Iona’s dietitian nutritionist Rose Clifford shares her adapted recipe from Allrecipes.com’s Delicious Raspberry Oatmeal Bars.

Ingredients

  • ½ cup packed light brown sugar
  • ½ cup white flour
  • ½ cup whole wheat pastry flour (such as Bob’s Red Mill or Arrowhead Mills)
  • ¼ tsp baking soda
  • ¼ tsp salt
  • ¼ tsp cinnamon
  • ¼ tsp nutmeg
  • 1 cup rolled oats (not instant)
  • ½ cup unsalted butter, softened
  • ½ cup seedless blackberry (or raspberry jam)
  • Zest of ½ an orange (optional)

Directions

  1. Preheat oven to 350° F. Spray an 8 inch square pan with cooking spray and line with foil so it overhangs the edges. Spray the foil.
  2. Combine brown sugar, flours, baking soda, salt, cinnamon, nutmeg, orange zest (if using), and rolled oats. Rub in the butter using your fingers to form a crumbly mixture.
  3. Firmly press 2 cups of the crumbly oat mix into the bottom of the prepared pan.
  4. Using a spatula sprayed with cooking spray, gently spread the seedless jam over the oatmeal mixture to within ¼ inch of the edge of the pan.
  5. Sprinkle the remaining crumb mixture over the jam and lightly press it into the jam.
  6. Bake for 35-40 minutes, or until medium golden brown and almost toasty smelling. Allow to cool for about 15 minutes in the pan, then remove from the pan and continue to cool before cutting into bars.
  7. This recipe can be doubled and baked in a 13×9 inch pan.

Notes:

Rose adds, “I usually bake this in glass Pyrex baking dishes. To measure the flour, I shake my flour container several times to aerate the flour, then scoop it with a cup measure and level it off with a knife. If you are measuring the flour straight from a bag, stir it to aerate it a bit or you will end up with too much flour in your bars and they may be dry.”

Peanut Chocolate Chip Quinoa Blondies

Another favorite from Rose Clifford, which she adapted from Eating Well’s Almond Butter-Quinoa Blondies.

Ingredients

  • ¼ cup unsalted butter, softened
  • ¾ cup crunchy or smooth peanut butter
  • 2 large eggs
  • ¾ cup packed light brown sugar
  • 1 tsp vanilla extract
  • 1 tsp Instant Espresso granules (such as Medaglia D’Oro)
  • ¾ cup quinoa flour (such as Bob’s Red Mill or other brands available at most grocery stores)
  • 1 tsp baking powder
  • ½ tsp salt
  • 1 cup semisweet or bittersweet chocolate chips

Directions

  1. Preheat oven to 350° F. Spray an 8 or 9 inch square baking pan with cooking spray.
  2. Beat butter and peanut butter in a mixing bowl with an electric mixer or in the bowl of a stand mixer until creamy.
  3. Beat in eggs, brown sugar, vanilla, and espresso powder.
  4. Add quinoa flour, baking powder, and salt to the mixture and mix gently just until combined. Mixture may look slippery.
  5. Stir in chocolate chips.
  6. Spread batter evenly in the greased pan.
  7. Bake until a toothpick or sharp knife inserted into the center comes out with just a few moist crumbs on it, 25-35 minutes. Don’t overbake!
  8. Cool in the pan for 45 minutes before cutting into squares.
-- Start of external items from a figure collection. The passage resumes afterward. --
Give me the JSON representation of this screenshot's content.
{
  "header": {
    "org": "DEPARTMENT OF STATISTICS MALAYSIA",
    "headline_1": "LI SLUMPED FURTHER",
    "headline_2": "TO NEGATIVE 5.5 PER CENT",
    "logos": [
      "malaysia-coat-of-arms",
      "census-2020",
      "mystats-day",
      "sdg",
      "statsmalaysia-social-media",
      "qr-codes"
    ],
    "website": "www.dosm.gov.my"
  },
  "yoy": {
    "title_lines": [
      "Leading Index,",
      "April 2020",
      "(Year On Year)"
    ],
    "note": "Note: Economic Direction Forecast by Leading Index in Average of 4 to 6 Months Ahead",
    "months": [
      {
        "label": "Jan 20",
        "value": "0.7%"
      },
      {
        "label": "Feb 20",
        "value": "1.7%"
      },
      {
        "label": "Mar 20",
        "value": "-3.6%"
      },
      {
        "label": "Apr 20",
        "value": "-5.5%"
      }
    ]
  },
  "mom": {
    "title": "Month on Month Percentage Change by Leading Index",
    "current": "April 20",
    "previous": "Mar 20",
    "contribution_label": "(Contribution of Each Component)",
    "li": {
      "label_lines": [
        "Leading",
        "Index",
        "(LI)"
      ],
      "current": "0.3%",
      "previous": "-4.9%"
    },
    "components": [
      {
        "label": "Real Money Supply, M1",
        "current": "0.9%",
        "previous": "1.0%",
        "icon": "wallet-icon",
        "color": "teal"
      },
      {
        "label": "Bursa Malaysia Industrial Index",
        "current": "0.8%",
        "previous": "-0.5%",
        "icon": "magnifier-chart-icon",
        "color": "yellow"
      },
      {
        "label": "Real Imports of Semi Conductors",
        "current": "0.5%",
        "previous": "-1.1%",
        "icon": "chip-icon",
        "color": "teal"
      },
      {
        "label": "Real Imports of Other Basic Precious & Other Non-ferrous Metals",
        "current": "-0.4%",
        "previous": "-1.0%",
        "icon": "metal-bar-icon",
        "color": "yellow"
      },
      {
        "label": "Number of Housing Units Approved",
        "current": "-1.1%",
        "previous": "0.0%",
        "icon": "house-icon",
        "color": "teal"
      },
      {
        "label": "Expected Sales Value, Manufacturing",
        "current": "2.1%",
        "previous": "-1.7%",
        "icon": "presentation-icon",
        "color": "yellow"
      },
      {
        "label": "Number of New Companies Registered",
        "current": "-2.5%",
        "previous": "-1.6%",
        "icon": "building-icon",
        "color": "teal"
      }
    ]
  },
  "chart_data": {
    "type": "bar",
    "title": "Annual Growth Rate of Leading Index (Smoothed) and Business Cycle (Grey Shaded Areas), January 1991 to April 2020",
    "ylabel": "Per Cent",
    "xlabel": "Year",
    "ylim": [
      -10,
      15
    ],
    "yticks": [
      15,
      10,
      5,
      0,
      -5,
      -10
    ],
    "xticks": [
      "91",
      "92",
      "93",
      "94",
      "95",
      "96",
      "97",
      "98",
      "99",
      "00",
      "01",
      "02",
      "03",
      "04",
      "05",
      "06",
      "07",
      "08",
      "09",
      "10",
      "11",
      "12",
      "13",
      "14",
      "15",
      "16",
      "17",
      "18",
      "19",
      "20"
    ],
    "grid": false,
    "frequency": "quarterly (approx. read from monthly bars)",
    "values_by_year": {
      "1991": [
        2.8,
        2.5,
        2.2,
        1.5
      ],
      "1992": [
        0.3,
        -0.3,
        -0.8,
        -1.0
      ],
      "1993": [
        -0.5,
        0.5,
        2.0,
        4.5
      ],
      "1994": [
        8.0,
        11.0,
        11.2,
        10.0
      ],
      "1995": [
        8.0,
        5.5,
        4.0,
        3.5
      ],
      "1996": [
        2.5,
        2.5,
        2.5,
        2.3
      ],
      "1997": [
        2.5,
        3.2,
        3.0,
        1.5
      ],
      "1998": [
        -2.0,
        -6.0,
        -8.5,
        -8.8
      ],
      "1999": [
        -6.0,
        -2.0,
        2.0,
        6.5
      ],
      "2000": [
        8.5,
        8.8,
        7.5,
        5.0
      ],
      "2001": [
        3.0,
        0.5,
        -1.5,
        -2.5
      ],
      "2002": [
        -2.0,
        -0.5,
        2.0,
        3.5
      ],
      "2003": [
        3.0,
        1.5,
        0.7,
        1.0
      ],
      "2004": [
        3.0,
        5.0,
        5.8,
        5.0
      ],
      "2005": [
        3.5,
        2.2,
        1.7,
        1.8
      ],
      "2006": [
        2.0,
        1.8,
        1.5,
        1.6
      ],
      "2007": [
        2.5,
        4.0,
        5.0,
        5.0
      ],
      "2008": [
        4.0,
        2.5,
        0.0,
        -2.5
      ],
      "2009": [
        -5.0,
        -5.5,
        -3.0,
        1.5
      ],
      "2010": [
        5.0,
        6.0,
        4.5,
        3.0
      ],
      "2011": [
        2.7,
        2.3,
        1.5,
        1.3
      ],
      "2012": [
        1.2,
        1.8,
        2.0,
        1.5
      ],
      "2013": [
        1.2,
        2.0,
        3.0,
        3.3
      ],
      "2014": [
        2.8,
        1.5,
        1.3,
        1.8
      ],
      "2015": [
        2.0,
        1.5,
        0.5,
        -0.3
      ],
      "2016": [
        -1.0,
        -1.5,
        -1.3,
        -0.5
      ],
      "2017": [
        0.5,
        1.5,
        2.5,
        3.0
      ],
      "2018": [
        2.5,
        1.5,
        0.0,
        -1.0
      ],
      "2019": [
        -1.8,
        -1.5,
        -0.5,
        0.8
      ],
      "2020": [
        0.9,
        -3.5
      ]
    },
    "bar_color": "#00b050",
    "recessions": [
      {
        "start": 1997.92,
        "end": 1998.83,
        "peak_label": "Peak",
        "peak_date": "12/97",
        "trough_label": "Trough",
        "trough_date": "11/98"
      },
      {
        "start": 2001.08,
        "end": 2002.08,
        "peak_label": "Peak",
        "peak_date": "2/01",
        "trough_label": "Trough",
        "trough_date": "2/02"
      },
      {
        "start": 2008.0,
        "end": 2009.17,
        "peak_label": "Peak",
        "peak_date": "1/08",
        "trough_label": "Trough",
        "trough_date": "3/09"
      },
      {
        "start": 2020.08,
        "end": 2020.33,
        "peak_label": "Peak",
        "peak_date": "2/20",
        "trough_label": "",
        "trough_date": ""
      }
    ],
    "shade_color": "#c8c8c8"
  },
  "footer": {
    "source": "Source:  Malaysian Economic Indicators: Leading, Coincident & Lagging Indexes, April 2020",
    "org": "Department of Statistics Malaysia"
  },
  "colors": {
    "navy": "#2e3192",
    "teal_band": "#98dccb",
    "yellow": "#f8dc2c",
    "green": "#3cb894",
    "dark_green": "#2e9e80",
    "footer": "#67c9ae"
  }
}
Pumpkin Chocolate Chip Cookies

Wellness & Arts Center Sarah Grogan’s favorite fall cookie, she says, “They’re like little pumpkin pillows.”

Ingredients

  • 2/3 cup sugar
  • 2/3 cup packed brown sugar
  • ¾ cup butter or margarine softened
  • 1 tsp vanilla
  • ½ cup canned pumpkin
  • 2 eggs
  • 2 ¼ cups flour
  • 1 tsp baking soda
  • 1 tsp cinnamon
  • ½ tsp salt
  • ½ bag mini chocolate chips
  • * To make spice cookies add 1/8 tsp each cloves and ginger

Directions

  1. Heat oven to 375° F.
  2. In large bowl beat sugars, butter, and vanilla until well blended. Beat in pumpkin and eggs. Add dry ingredients, beat in low until mixed. Stir in mini chocolate chips.
  3. Drop heaping tablespoon of dough on ungreased cookie sheet.
  4. Bake 10-12 minutes. Transfer immediately to cooling rack.